Another complaint is how the inventory system works. In missions, enemies will drop random goodies as in all games. However, you get no equipment otherwise, save for a minigame found towards the end of the game, meaning that you may be stuck replaying a level over and over simply to get some decent equipment. AND, only boss battles and hunts are replayable, with boss battles only giving you any equipment. The lack of a shop system or some type of early-on forging system wherein you can create ANY sort of item would greatly increase the entertainment. While you can still get on with this, it's a very obvious problem that could have been fixed.

Yet another complaint is how the Rarepon system is used. Once you get the ability to make more units, you can swap out materials with higher grade ones, as well as an increased price tag, to obtain a more powerful version of your Patapon unit. At first, the only change is the color scheme and the inability to wear hats, but, after examining the unit for a very long time, I found my attack to be increased by five and my health by ten. Wow, that's brilliant. Excluding the last two, perhaps three, Rarepons, these are fairly pointless additions to your group, as the bonuses of the Rapepons or the abilities don't really amount to the added cost (which adds the base cost of the unit for each increase in item grade) and the loss of materials. Cool for a moment, but poorly executed and only really useful for the latter third of the game or replaying bosses.

Other issues of the game are, thankfully, minor.
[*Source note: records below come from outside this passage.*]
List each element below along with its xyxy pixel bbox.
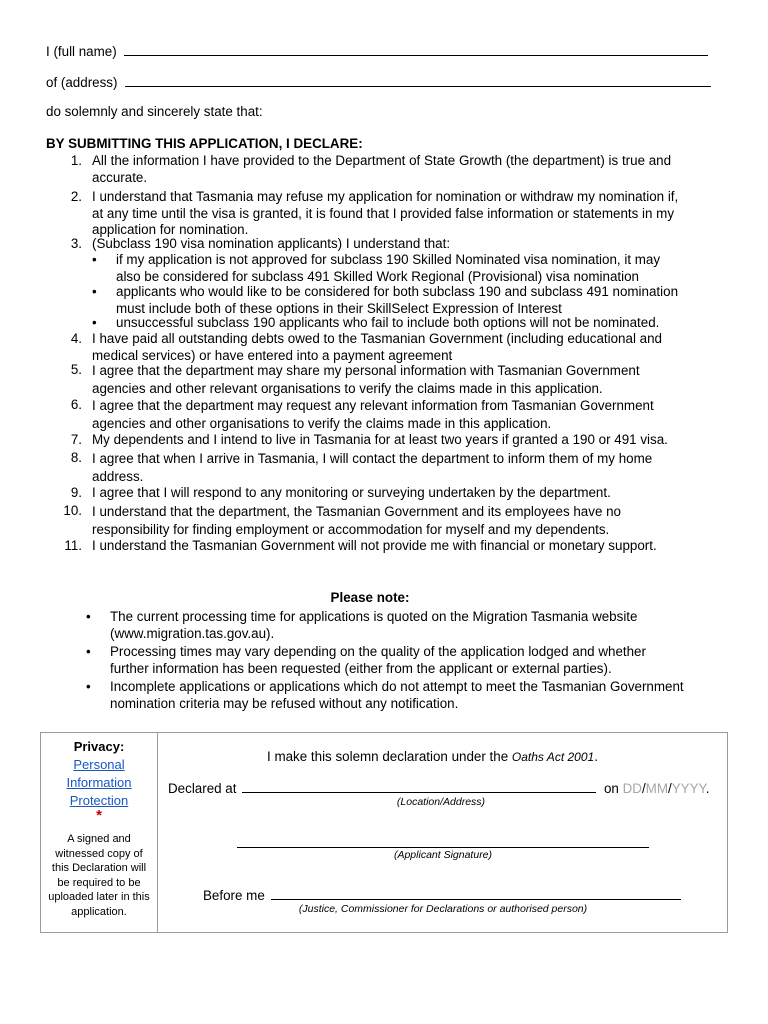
- bullet-icon: •: [92, 252, 97, 267]
- before-me-row: [203, 887, 681, 903]
- item-line: I understand the Tasmanian Government will not provide me with financial or monetary support.: [92, 538, 657, 553]
- declaration-item: [92, 503, 732, 538]
- item-line: application for nomination.: [92, 222, 249, 237]
- item-number: 7.: [70, 432, 82, 447]
- sub-bullet-item: [116, 284, 726, 317]
- date-separator: /: [641, 781, 646, 796]
- item-number: 11.: [64, 538, 82, 553]
- item-number: 9.: [70, 485, 82, 500]
- item-line: agencies and other relevant organisations to verify the claims made in this application.: [92, 380, 603, 396]
- note-item: [110, 678, 730, 713]
- privacy-link[interactable]: Protection: [69, 793, 129, 808]
- declaration-item: [92, 397, 732, 432]
- full-name-row: [46, 43, 708, 59]
- item-line: I agree that the department may request any relevant information from Tasmanian Government: [92, 398, 654, 413]
- date-separator: /: [667, 781, 672, 796]
- note-line: Incomplete applications or applications which do not attempt to meet the Tasmanian Government: [110, 679, 684, 694]
- declaration-item: [92, 153, 732, 186]
- privacy-note: A signed and witnessed copy of this Declaration will be required to be uploaded later in this application.: [48, 833, 150, 918]
- bullet-icon: •: [86, 609, 91, 624]
- declared-at-label: Declared at: [168, 781, 237, 796]
- item-line: I agree that I will respond to any monitoring or surveying undertaken by the department.: [92, 485, 611, 500]
- date-yyyy[interactable]: YYYY: [671, 781, 706, 796]
- sub-bullet-line: unsuccessful subclass 190 applicants who fail to include both options will not be nominated.: [116, 315, 660, 330]
- item-line: My dependents and I intend to live in Tasmania for at least two years if granted a 190 or 491 visa.: [92, 432, 668, 447]
- item-line: responsibility for finding employment or accommodation for myself and my dependents.: [92, 521, 610, 537]
- declaration-item: [92, 362, 732, 397]
- full-name-field[interactable]: [124, 43, 708, 56]
- bullet-icon: •: [86, 644, 91, 659]
- sub-bullet-item: [116, 252, 726, 285]
- date-dd[interactable]: DD: [622, 781, 642, 796]
- witness-field[interactable]: [271, 887, 681, 900]
- statement-period: .: [594, 749, 598, 764]
- bullet-icon: •: [92, 284, 97, 299]
- item-line: I agree that when I arrive in Tasmania, I will contact the department to inform them of my home: [92, 451, 653, 466]
- privacy-cell: [41, 733, 158, 932]
- sub-bullet-line: applicants who would like to be considered for both subclass 190 and subclass 491 nomination: [116, 284, 679, 299]
- item-number: 4.: [70, 331, 82, 346]
- privacy-title: Privacy:: [73, 739, 125, 754]
- item-number: 1.: [70, 153, 82, 168]
- item-line: I have paid all outstanding debts owed to the Tasmanian Government (including educational and: [92, 331, 662, 346]
- privacy-link[interactable]: Personal: [73, 757, 125, 772]
- item-number: 8.: [70, 450, 82, 465]
- bullet-icon: •: [86, 679, 91, 694]
- declaration-item: [92, 450, 732, 485]
- before-me-label: Before me: [203, 888, 265, 903]
- location-field[interactable]: [242, 780, 596, 793]
- date-period: .: [705, 781, 710, 796]
- declare-heading: BY SUBMITTING THIS APPLICATION, I DECLARE:: [46, 136, 363, 151]
- item-line: I agree that the department may share my personal information with Tasmanian Government: [92, 363, 640, 378]
- note-item: [110, 608, 730, 643]
- oaths-act: Oaths Act 2001: [511, 750, 595, 764]
- solemn-text: I make this solemn declaration under the: [267, 749, 509, 764]
- declaration-item: [92, 432, 732, 449]
- item-line: (Subclass 190 visa nomination applicants) I understand that:: [92, 236, 451, 251]
- sub-bullet-line: must include both of these options in their SkillSelect Expression of Interest: [116, 300, 562, 316]
- location-caption: (Location/Address): [396, 796, 486, 808]
- sub-bullet-line: if my application is not approved for subclass 190 Skilled Nominated visa nomination, it may: [116, 252, 661, 267]
- item-line: address.: [92, 468, 144, 484]
- signature-caption: (Applicant Signature): [393, 849, 493, 861]
- solemnly-text: do solemnly and sincerely state that:: [46, 104, 263, 119]
- item-line: medical services) or have entered into a payment agreement: [92, 347, 453, 363]
- declaration-table: [40, 732, 728, 933]
- item-number: 6.: [70, 397, 82, 412]
- item-line: All the information I have provided to the Department of State Growth (the department) is true and: [92, 153, 672, 168]
- required-asterisk: *: [96, 807, 102, 824]
- note-line: The current processing time for applications is quoted on the Migration Tasmania website: [110, 609, 638, 624]
- declaration-item: [92, 331, 732, 364]
- note-line: further information has been requested (either from the applicant or external parties).: [110, 661, 612, 677]
- sub-bullet-item: [116, 315, 726, 332]
- declaration-item: [92, 538, 732, 555]
- item-line: agencies and other organisations to verify the claims made in this application.: [92, 415, 552, 431]
- item-line: I understand that the department, the Tasmanian Government and its employees have no: [92, 504, 622, 519]
- privacy-link[interactable]: Information: [66, 775, 132, 790]
- address-label: of (address): [46, 75, 118, 90]
- item-number: 5.: [70, 362, 82, 377]
- bullet-icon: •: [92, 315, 97, 330]
- item-line: accurate.: [92, 169, 148, 185]
- address-row: [46, 74, 711, 90]
- sub-bullet-line: also be considered for subclass 491 Skilled Work Regional (Provisional) visa nomination: [116, 268, 639, 284]
- item-number: 10.: [63, 503, 82, 518]
- declaration-item: [92, 485, 732, 502]
- note-line: (www.migration.tas.gov.au).: [110, 626, 275, 642]
- item-number: 2.: [70, 189, 82, 204]
- note-line: Processing times may vary depending on the quality of the application lodged and whether: [110, 644, 646, 659]
- declaration-item: [92, 189, 732, 239]
- declaration-item: [92, 236, 732, 253]
- witness-caption: (Justice, Commissioner for Declarations or authorised person): [298, 903, 588, 915]
- full-name-label: I (full name): [46, 44, 117, 59]
- solemn-statement: [267, 749, 598, 764]
- signature-field[interactable]: [237, 847, 649, 848]
- item-line: I understand that Tasmania may refuse my application for nomination or withdraw my nomination if,: [92, 189, 679, 204]
- item-number: 3.: [70, 236, 82, 251]
- date-mm[interactable]: MM: [645, 781, 668, 796]
- item-line: at any time until the visa is granted, it is found that I provided false information or statements in my: [92, 205, 675, 221]
- declared-at-row: [168, 780, 709, 796]
- note-item: [110, 643, 730, 678]
- address-field[interactable]: [125, 74, 711, 87]
- note-line: nomination criteria may be refused without any notification.: [110, 696, 459, 712]
- on-label: on: [603, 781, 619, 796]
- note-heading: Please note:: [330, 590, 410, 605]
The “Don” drum has one and only use, and the miracles or JuJu that come from the Don drum range from single use affairs to very limited. The lack of variety in the mission types will be quickly noticed; three types are all there really are with little to no variation between them. Replaying the hunt missions for a pittance grows very stale after only a few quests. Minigames, while unique and charming, all come down to timing the press of circle correctly. The difficulty curve is wonky/ridiculous, ranging from easy to difficult, from obvious to baffling, and from aggravating to *snaps PSP*. And, once again, the story, which I found quite charming, is almost nonexistent until the latter third of the game.

All in all, the game is a gem, to say the least; from the amazing art design to the perfect sound design, this a unique experience to say the least. Gameplay is highly original and addictive, as is the blend of multiple genres. However, a number of somewhat minor complaints and several gameplay mechanics, while functioning and satisfying, that could have been designed to be little more user-friendly or less annoying exist. I would still recommend this game to those looking for a unique adventure; just be wary that you may find the issues I found minor to be ungodly aggravating, as was the case with one of my friends.

Pon-Pon-Pata-Pon. Spank their bottoms~!